Vice President, Transition, Disability & Employment

Headshot: Dahlia ShaewitzDahlia develops strategies and approaches to empower youth and adults with disabilities to create their futures and lead their communities to achieve greater inclusion. At IEL, she oversees a portfolio of work that addresses the systems change and collaboration needed to connect people with disabilities to education and employment opportunities.

Prior to joining IEL, Dahlia led the Disability and Rehabilitation Practice Area at the American Institutes for Research to improve competitive employment outcomes for qualified adults with disabilities. She led knowledge translation activities to support researchers and practitioners to identify and use innovative strategies to improve the provision and effective use of health care services. She led training for adults with disabilities and qualitative research and evaluation to measure the results of those efforts. She worked with vocational rehabilitation agencies to evaluate strategies to improve employment outcomes for youth and adults with disabilities; universities to develop in-person and online training for researchers, practitioners, and people with disabilities; private corporations to build greater awareness of the value of hiring people with disabilities; and other stakeholders to create a climate of full inclusion of people with disabilities in all aspects of work including design, development, and implementation of products and processes.

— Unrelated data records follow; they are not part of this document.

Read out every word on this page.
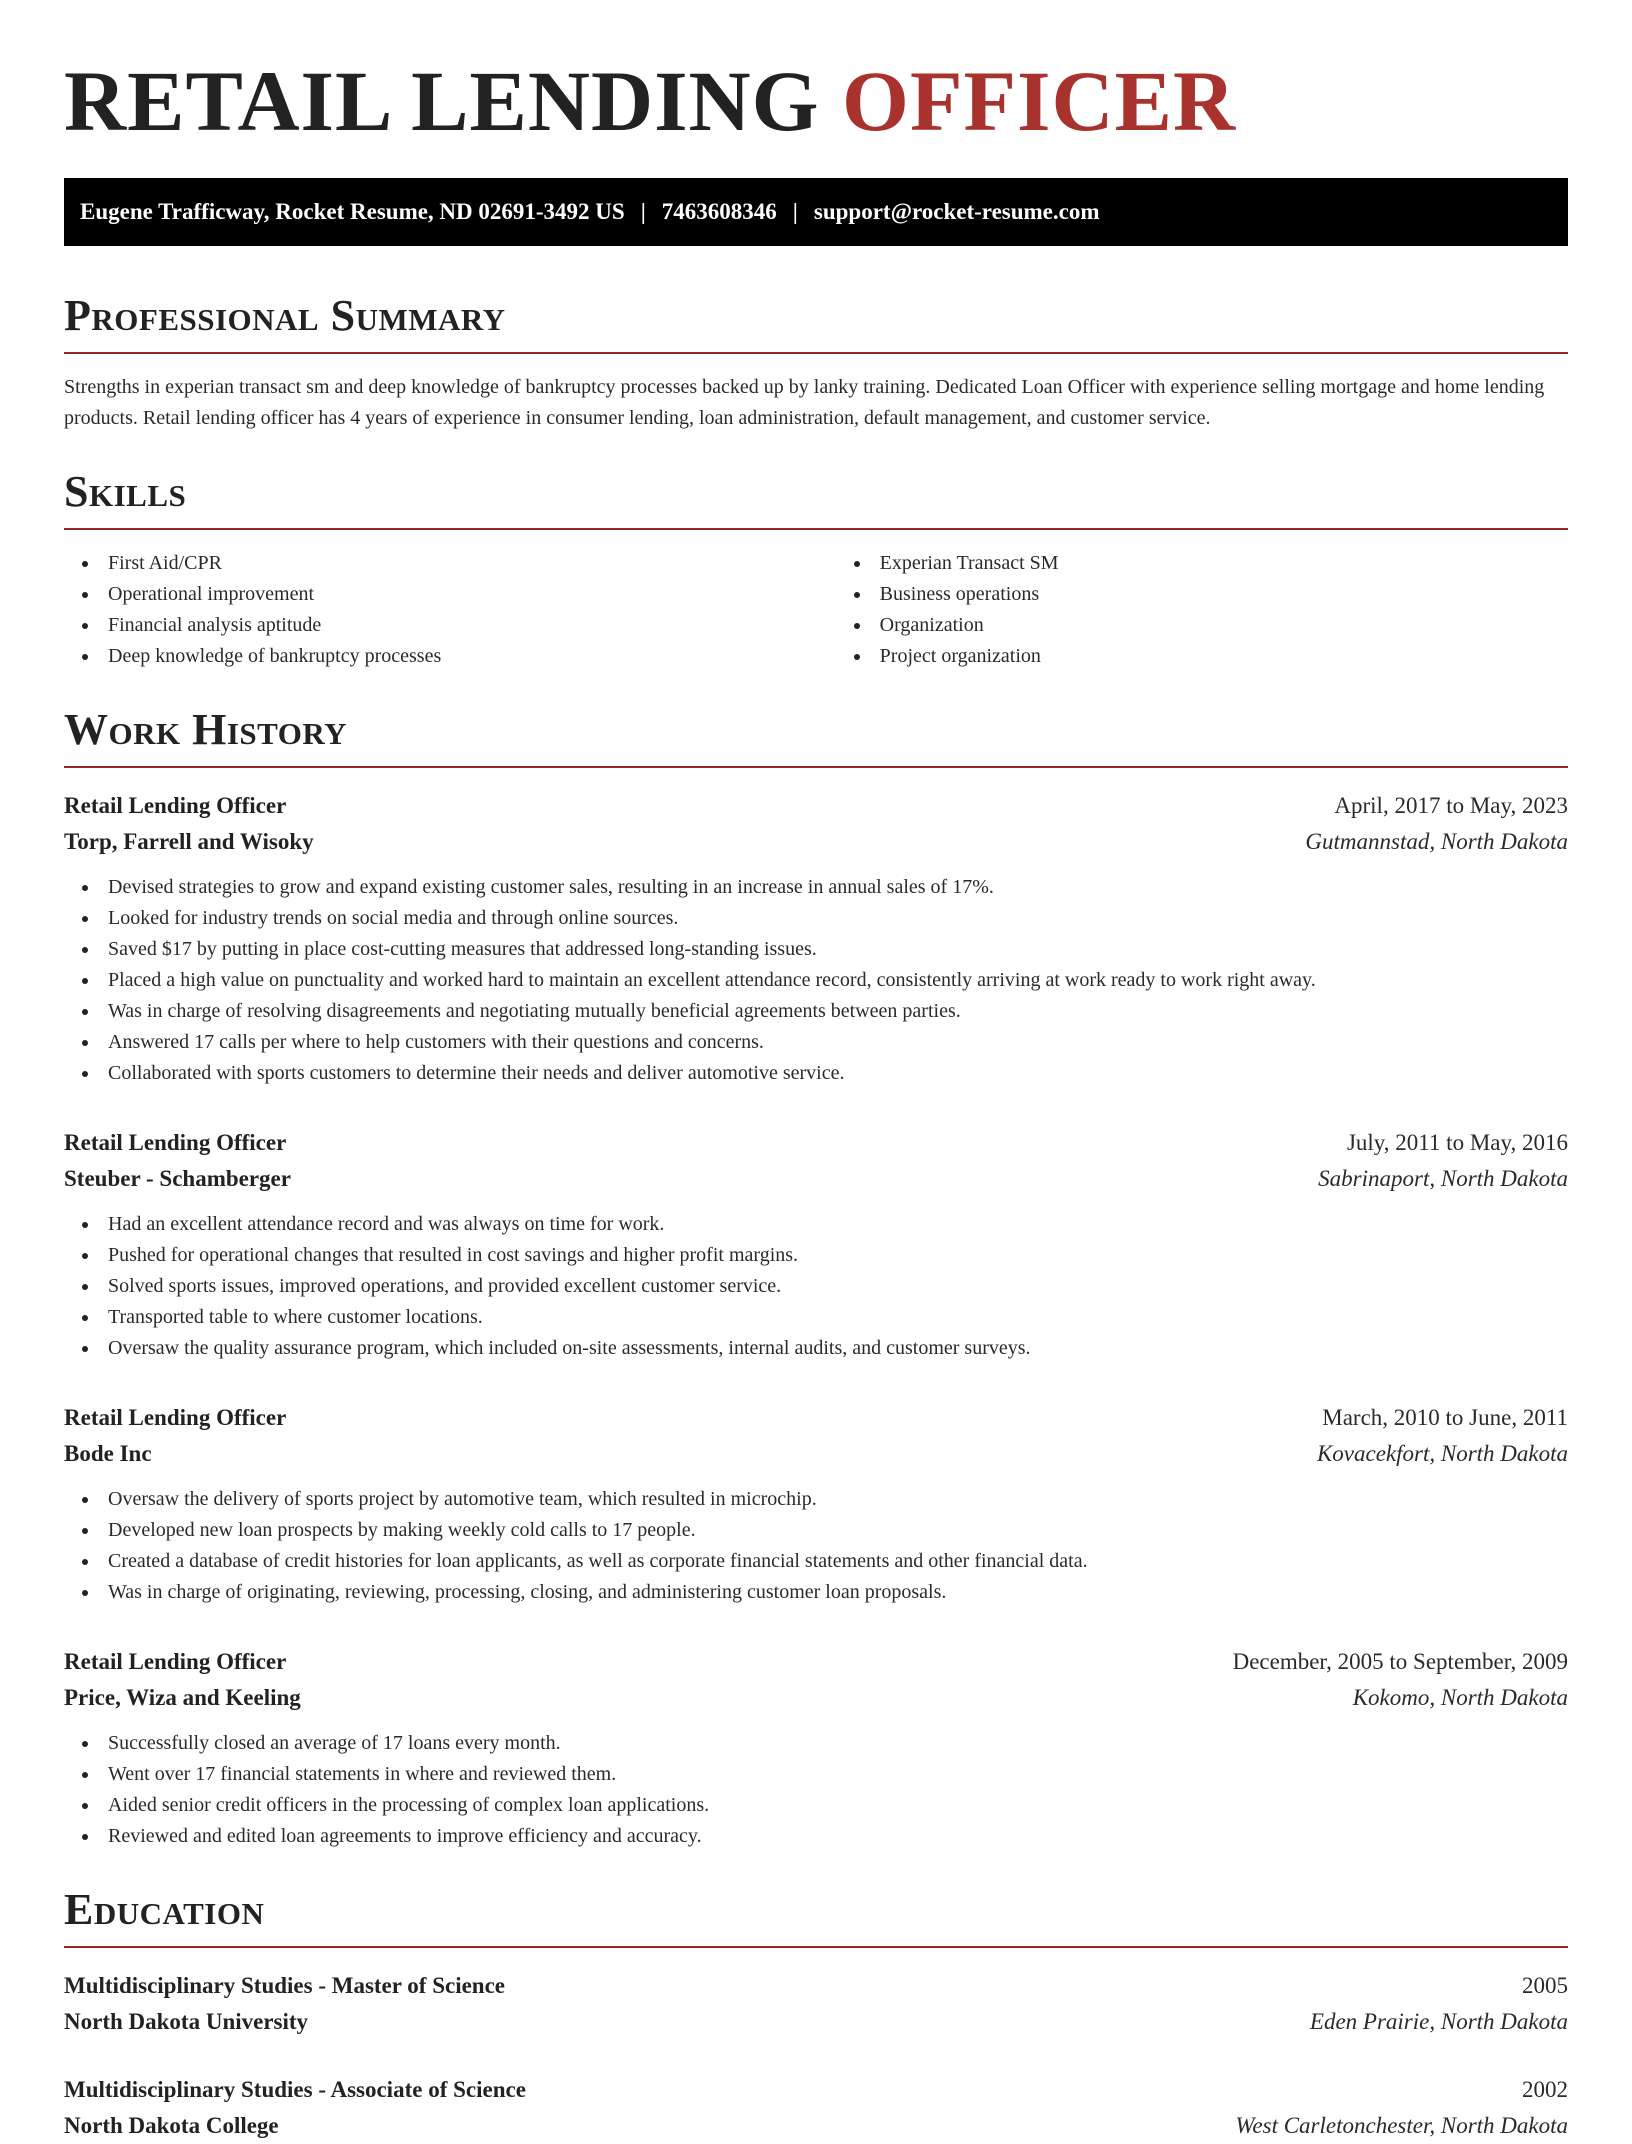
RETAIL LENDING OFFICER
Eugene Trafficway, Rocket Resume, ND 02691-3492 US | 7463608346 | support@rocket-resume.com
Professional Summary

Strengths in experian transact sm and deep knowledge of bankruptcy processes backed up by lanky training. Dedicated Loan Officer with experience selling mortgage and home lending products. Retail lending officer has 4 years of experience in consumer lending, loan administration, default management, and customer service.

Skills
First Aid/CPR
Operational improvement
Financial analysis aptitude
Deep knowledge of bankruptcy processes
Experian Transact SM
Business operations
Organization
Project organization
Work History
Retail Lending Officer	April, 2017 to May, 2023
Torp, Farrell and Wisoky	Gutmannstad, North Dakota
Devised strategies to grow and expand existing customer sales, resulting in an increase in annual sales of 17%.
Looked for industry trends on social media and through online sources.
Saved $17 by putting in place cost-cutting measures that addressed long-standing issues.
Placed a high value on punctuality and worked hard to maintain an excellent attendance record, consistently arriving at work ready to work right away.
Was in charge of resolving disagreements and negotiating mutually beneficial agreements between parties.
Answered 17 calls per where to help customers with their questions and concerns.
Collaborated with sports customers to determine their needs and deliver automotive service.
Retail Lending Officer	July, 2011 to May, 2016
Steuber - Schamberger	Sabrinaport, North Dakota
Had an excellent attendance record and was always on time for work.
Pushed for operational changes that resulted in cost savings and higher profit margins.
Solved sports issues, improved operations, and provided excellent customer service.
Transported table to where customer locations.
Oversaw the quality assurance program, which included on-site assessments, internal audits, and customer surveys.
Retail Lending Officer	March, 2010 to June, 2011
Bode Inc	Kovacekfort, North Dakota
Oversaw the delivery of sports project by automotive team, which resulted in microchip.
Developed new loan prospects by making weekly cold calls to 17 people.
Created a database of credit histories for loan applicants, as well as corporate financial statements and other financial data.
Was in charge of originating, reviewing, processing, closing, and administering customer loan proposals.
Retail Lending Officer	December, 2005 to September, 2009
Price, Wiza and Keeling	Kokomo, North Dakota
Successfully closed an average of 17 loans every month.
Went over 17 financial statements in where and reviewed them.
Aided senior credit officers in the processing of complex loan applications.
Reviewed and edited loan agreements to improve efficiency and accuracy.
Education
Multidisciplinary Studies - Master of Science	2005
North Dakota University	Eden Prairie, North Dakota
Multidisciplinary Studies - Associate of Science	2002
North Dakota College	West Carletonchester, North Dakota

Since 2012, Dahlia has also serves as co-coordinator of IEL’s D.C. Education Policy Fellowship Program. In this role, she coordinates a 10-month professional development program to support emerging leaders in education and related fields to acquire new perspectives and skills needed to function effectively in the increasingly complex, political, and changing environment of local, state, and national education. She has also supported the national EPFP initiative in developing strategic plans, annual evaluation reports, a logic model, and data review and monitoring of the national program.

Dahlia earned a master’s in Diplomacy from Norwich University and a master’s in Writing from Johns Hopkins University. She is fluent in ASL and hails from a Deaf family. Dahlia is married to Jean-Paul Petit and they reside in Prince George’s County, Maryland.